The manager is considering portfolio strategies based upon various interest rate scenarios over the next 12 months. She is considering three long-only government bond portfolio alternatives, as follows:
- Bullet: Invest solely in 4.5-year government bonds
- Barbell: Invest equally in 2-year and 9-year government bonds
- Equal weights: Invest equally in 2-year, 4.5-year, and 9-year bonds
Question
Q. Assume the manager is able to extend her mandate by adding derivatives strategies to the three portfolio alternatives. The best way to position her portfolio to benefit from a bear flattening scenario is to combine a:
- 2-year receive-fixed Australian dollar (AUD) swap with the same modified duration as the bullet portfolio.
- 2-year pay-fixed AUD swap with twice the modified duration as the 2-year government bond in the barbell portfolio.
- 9-year receive-fixed AUD swap with twice the modified duration as the 9-year government bond position in the equally weighted portfolio.
Answer was B. But technically I wouldn’t choose any of these.
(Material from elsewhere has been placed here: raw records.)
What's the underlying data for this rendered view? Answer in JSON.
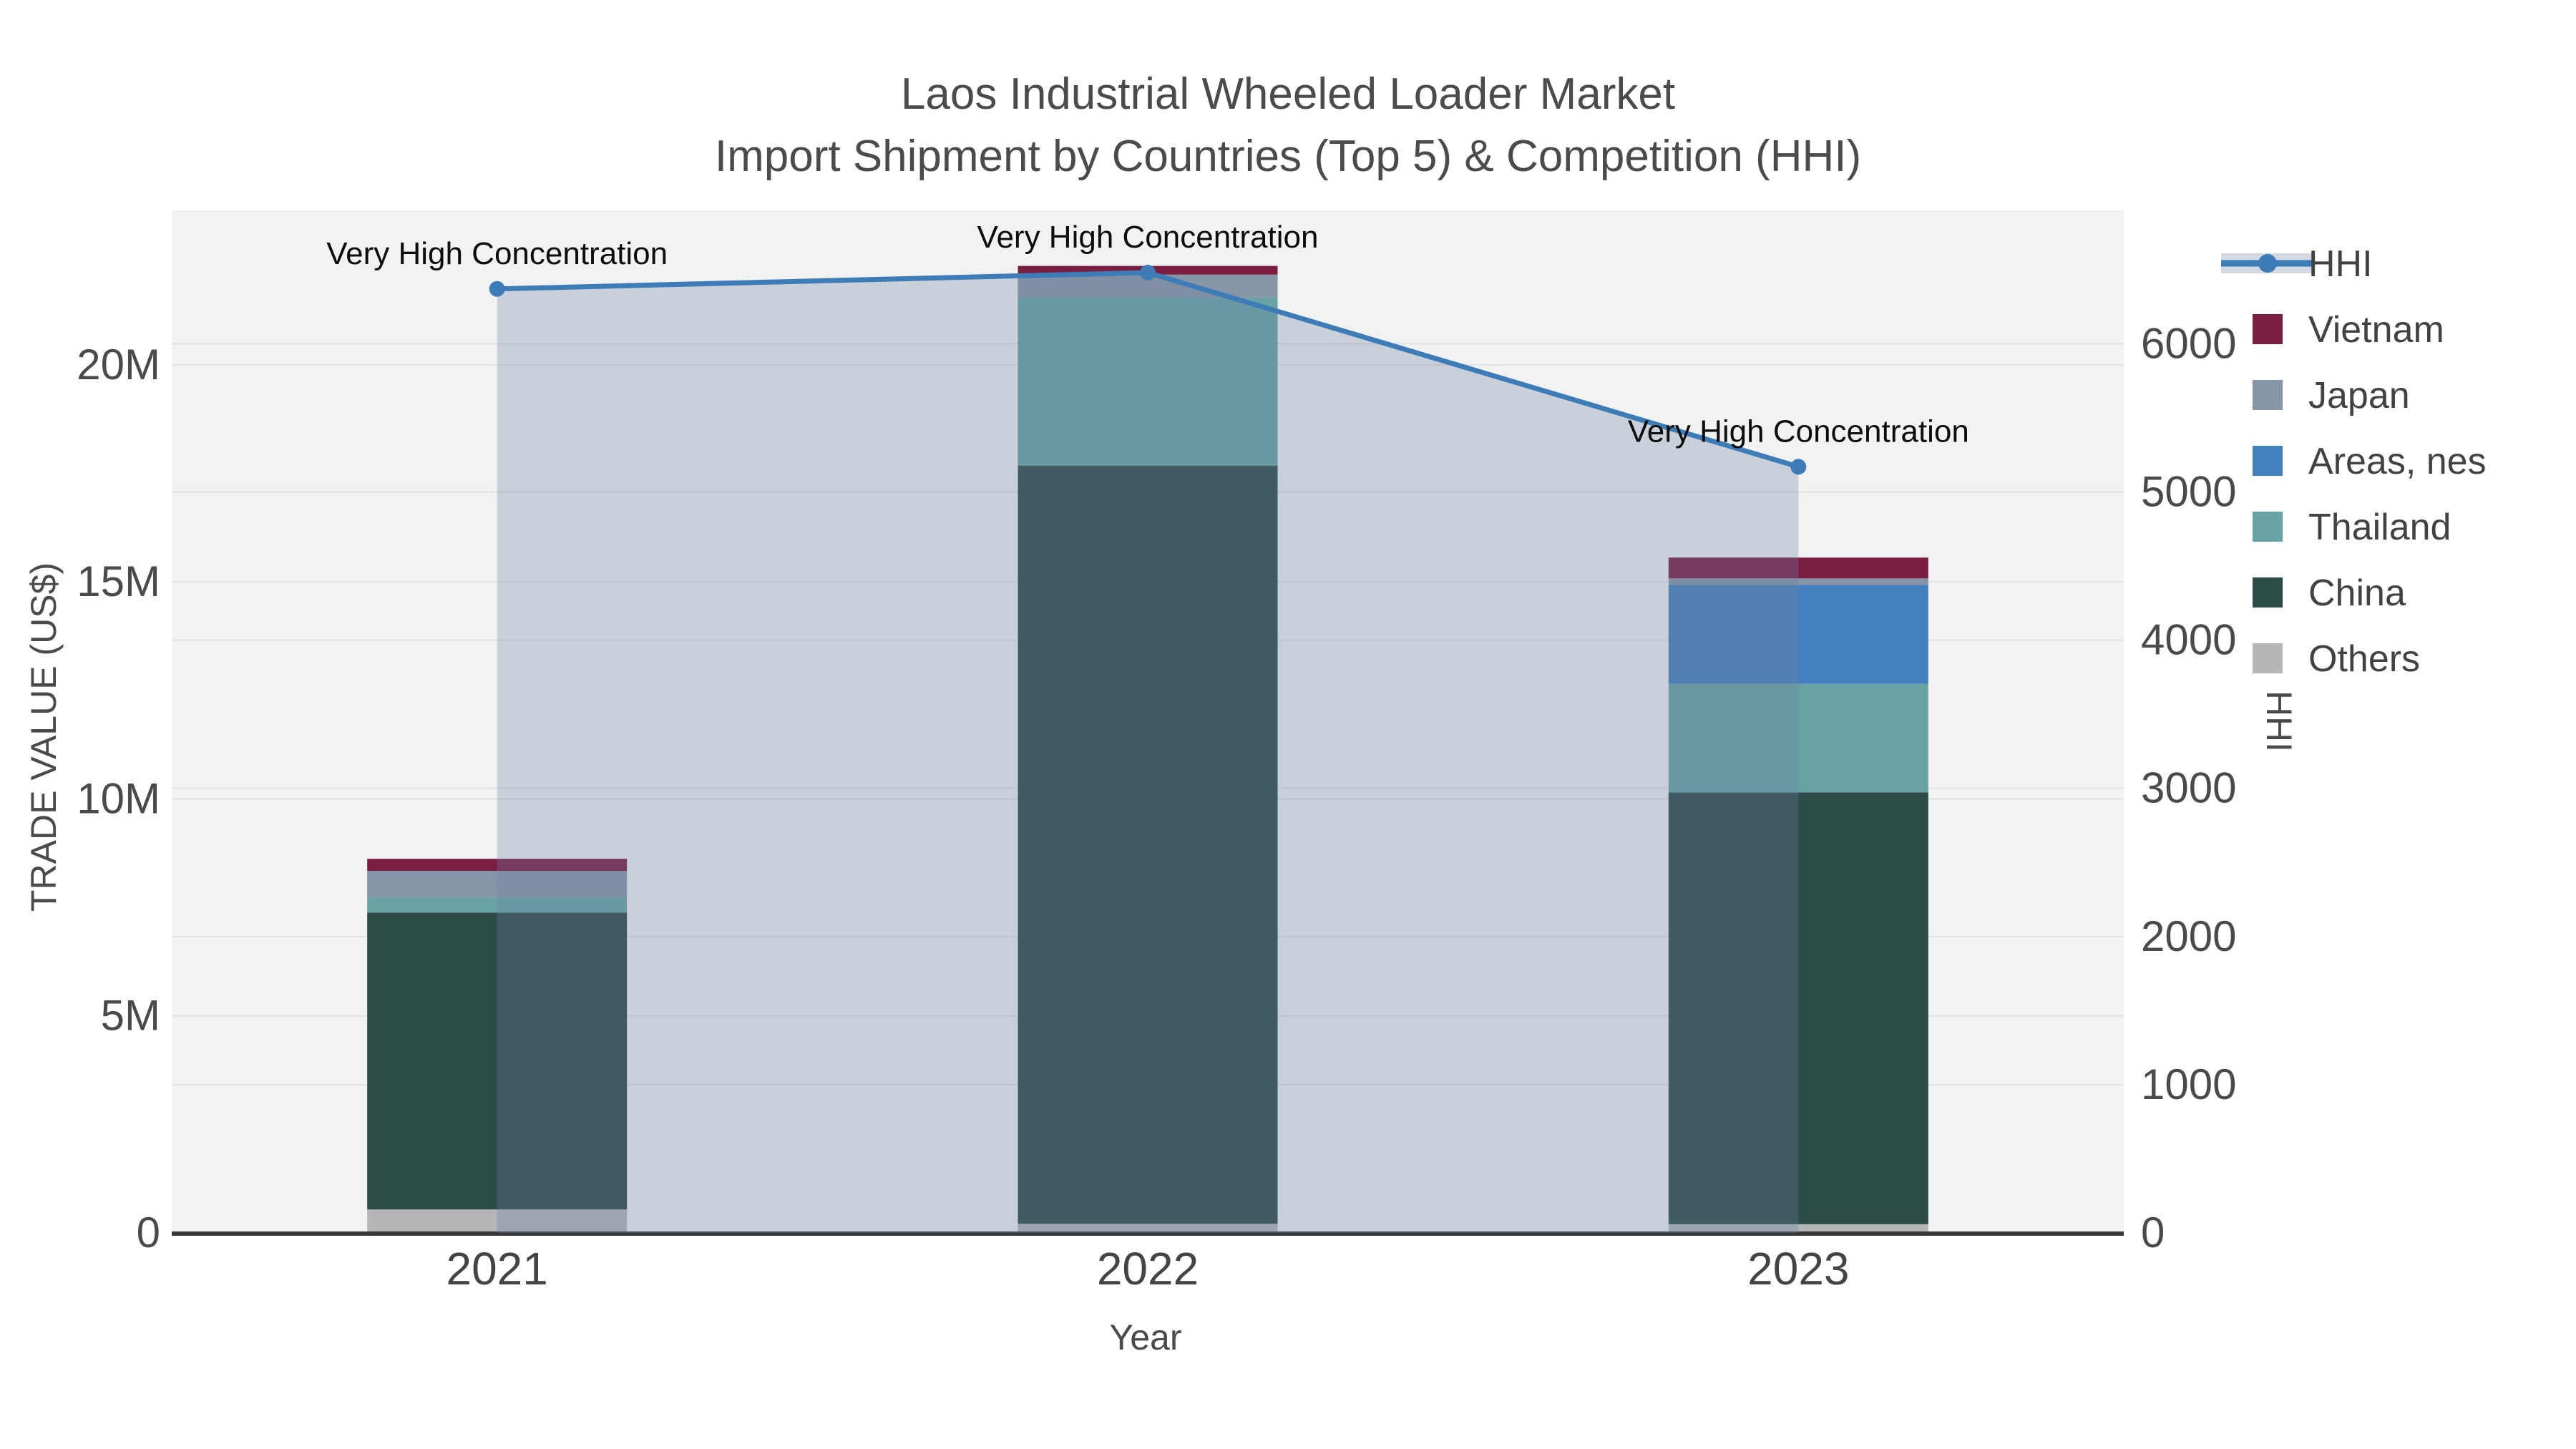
{
  "title": {
    "line1": "Laos Industrial Wheeled Loader Market",
    "line2": "Import Shipment by Countries (Top 5) & Competition (HHI)"
  },
  "axes": {
    "x": {
      "title": "Year",
      "categories": [
        "2021",
        "2022",
        "2023"
      ]
    },
    "y_left": {
      "title": "TRADE VALUE (US$)",
      "tick_labels": [
        "0",
        "5M",
        "10M",
        "15M",
        "20M"
      ],
      "tick_values": [
        0,
        5,
        10,
        15,
        20
      ],
      "range": [
        0,
        23.56
      ],
      "unit": "millions US$"
    },
    "y_right": {
      "title": "HHI",
      "tick_labels": [
        "0",
        "1000",
        "2000",
        "3000",
        "4000",
        "5000",
        "6000"
      ],
      "tick_values": [
        0,
        1000,
        2000,
        3000,
        4000,
        5000,
        6000
      ],
      "range": [
        0,
        6900
      ]
    }
  },
  "chart_data": {
    "type": "bar",
    "subtype": "stacked-bar-with-line",
    "categories": [
      "2021",
      "2022",
      "2023"
    ],
    "series": [
      {
        "name": "Vietnam",
        "type": "bar",
        "color": "#7a1e42",
        "values": [
          0.28,
          0.2,
          0.48
        ]
      },
      {
        "name": "Japan",
        "type": "bar",
        "color": "#8795a8",
        "values": [
          0.61,
          0.53,
          0.15
        ]
      },
      {
        "name": "Areas, nes",
        "type": "bar",
        "color": "#4480be",
        "values": [
          0.0,
          0.0,
          2.28
        ]
      },
      {
        "name": "Thailand",
        "type": "bar",
        "color": "#67a2a5",
        "values": [
          0.35,
          3.87,
          2.5
        ]
      },
      {
        "name": "China",
        "type": "bar",
        "color": "#2d4c48",
        "values": [
          6.84,
          17.47,
          9.95
        ]
      },
      {
        "name": "Others",
        "type": "bar",
        "color": "#b4b6b8",
        "values": [
          0.54,
          0.21,
          0.2
        ]
      }
    ],
    "stack_order_bottom_to_top": [
      "Others",
      "China",
      "Thailand",
      "Areas, nes",
      "Japan",
      "Vietnam"
    ],
    "bar_totals": [
      8.62,
      22.28,
      15.56
    ],
    "line_series": {
      "name": "HHI",
      "type": "line",
      "axis": "right",
      "color": "#3e7cb8",
      "area_fill": "rgba(110,130,158,0.30)",
      "values": [
        6370,
        6480,
        5170
      ]
    },
    "title": "Laos Industrial Wheeled Loader Market — Import Shipment by Countries (Top 5) & Competition (HHI)",
    "xlabel": "Year",
    "ylabel": "TRADE VALUE (US$)",
    "ylabel_right": "HHI",
    "grid": true,
    "legend_position": "right"
  },
  "annotations": [
    {
      "text": "Very High Concentration",
      "category": "2021"
    },
    {
      "text": "Very High Concentration",
      "category": "2022"
    },
    {
      "text": "Very High Concentration",
      "category": "2023"
    }
  ],
  "legend": {
    "items": [
      {
        "label": "HHI",
        "type": "line",
        "color": "#3e7cb8"
      },
      {
        "label": "Vietnam",
        "type": "swatch",
        "color": "#7a1e42"
      },
      {
        "label": "Japan",
        "type": "swatch",
        "color": "#8795a8"
      },
      {
        "label": "Areas, nes",
        "type": "swatch",
        "color": "#4480be"
      },
      {
        "label": "Thailand",
        "type": "swatch",
        "color": "#67a2a5"
      },
      {
        "label": "China",
        "type": "swatch",
        "color": "#2d4c48"
      },
      {
        "label": "Others",
        "type": "swatch",
        "color": "#b4b6b8"
      }
    ]
  },
  "colors": {
    "plot_background": "#f2f2f2",
    "page_background": "#ffffff",
    "gridline": "#e4e4e4",
    "axis_line": "#383838",
    "annotation_text": "#0d0d0d"
  }
}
If IR are rising and your swap has a modified duration twice as high as your government bond your going to lose money on your swap as well because IR rising with twice the sensitivity means discount factors are lower causing npv to be lower. I see this offsetting some of the gains from receving float in the higher IR environment. Isn’t my logic correct or am I overthinking this? I just chose the best possible answer which was B and that was correct.